Latin America, Europe seek closer trade ties

Leaders of crisis-hit Europe are meeting their counterparts from resource-rich Latin America in Santiago Saturday to press for closer trade ties to spur global growth.

Mexican President Enrique Pena Nieto (L) and German Chancellor Angela Merkel chat during the Business Meeting being held in Santiago on January 26, 2013. Leaders of crisis-hit Europe are meeting their counterparts from resource-rich Latin America in Santiago Saturday to press for closer trade ties to spur global growth.

Some 61 countries are attending the two-day summit between the European Union and the Community of Latin American and Caribbean States (CELAC, its Spanish-language acronym).

Set up in Caracas in December 2011 at the behest of Venezuelan President Hugo Chavez, CELAC groups all American nations except the United States and Canada and aims to boost regional trade and integration.

Chavez, who is convalescing from cancer surgery in Cuba, will not attend the weekend gathering.

Ahead of the summit, Chilean President Sebastian Pinera met with Brazilian President Dilma Rousseff, who heads Latin America`s dominant power, and separately with German Chancellor Angela Merkel, dubbed "Europe's boss" by the Chilean press.

After witnessing the signing of three bilateral cooperation accords on education, culture and Antarctic research, Rousseff said Brazil and Chile have good prospects for integration, notably in the area of strategic infrastructure.

She specifically pointed to links between Chilean and Brazilian ports.

Merkel, meanwhile, said the EU and CELAC should forge a "strategic alliance between equals."

But she warned that closer cooperation depended on "open markets, free trade and no protectionism."

She said she wanted to discuss with Rousseff how best to move toward sealing a free trade deal between the EU and the South American trading bloc Mercosur.

The EU and Brazil have called for a speedy conclusion of the free trade pact.

Negotiations over the pact have so far stumbled over differences on agriculture -- notably Europe's subsidies to its farmers, which undermine South America's efforts to sell its own products.

The EU is the biggest outside investor in Latin America, contributing three percent of the direct foreign investment in CELAC, worth $385 billion in 2010.

Meanwhile French Prime Minister Jean-Marc Ayrault also called for "deeper and balanced" ties between the EU and CELAC.

Describing Latin America as "one of the engines of world growth," he expressed hope that the two regions will capitalize on their "complementarity."

Other key participants at the summit include Spanish Prime Minister Mariano Rajoy, Cuban leader Raul Castro, presidents Enrique Pena Nieto of Mexico, Cristina Kirchner of Argentina and Jose Mujica of Uruguay, as well as European Council President Herman Van Rompuy and European Commission President Jose Manuel Barroso.

Monday, CELAC leaders will hold their own summit here, with Cuba taking over the chairmanship from Chile for one year.

The meeting will seal Cuba's full regional reintegration and mark a major diplomatic coup for President Castro, whose communist-ruled country is still suffering from a crippling 50-year-old US trade embargo.

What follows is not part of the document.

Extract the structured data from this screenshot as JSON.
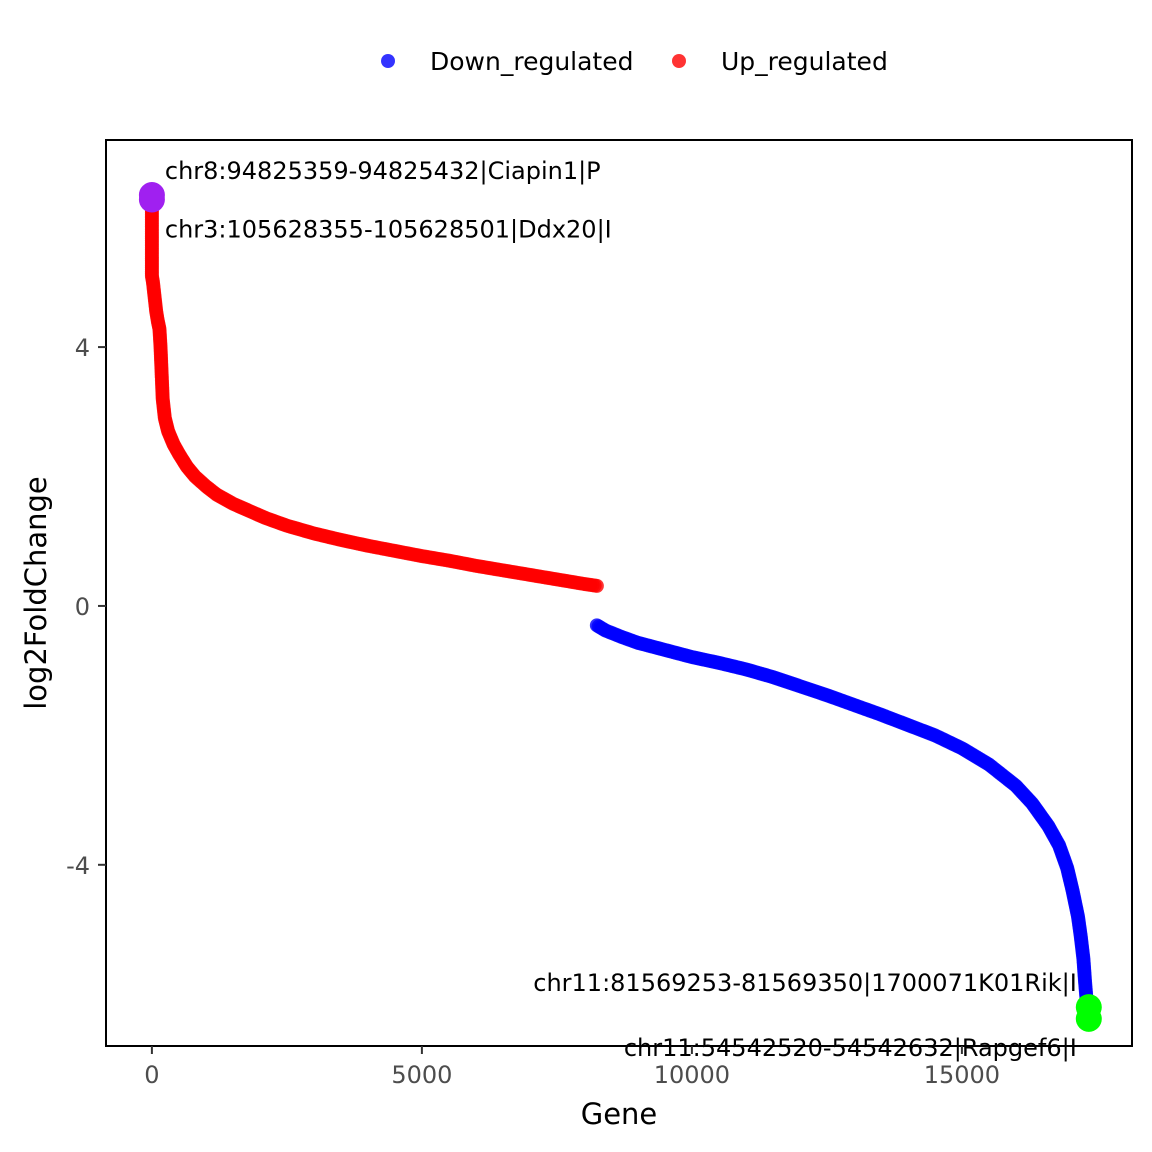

The 33 CELAC leaders hope to overcome their ideological and economic differences to foster greater regional integration.

"Our efforts (in this area) have not lived up to what is needed and to what Latin America deserves," Pinera conceded.

Meanwhile, a parallel Summit of the Peoples got under way here Friday with a march of 1,000 leftists protesting capitalist economic policies.

The march turned violent when hooded demonstrators tore down traffic lights and shutters from shops in central Santiago, prompting police to intervene with water cannons and tear gas.

At least five protesters were arrested.

The two-day counter-summit brings together representatives of more than 400 social movements from across Latin America and Europe.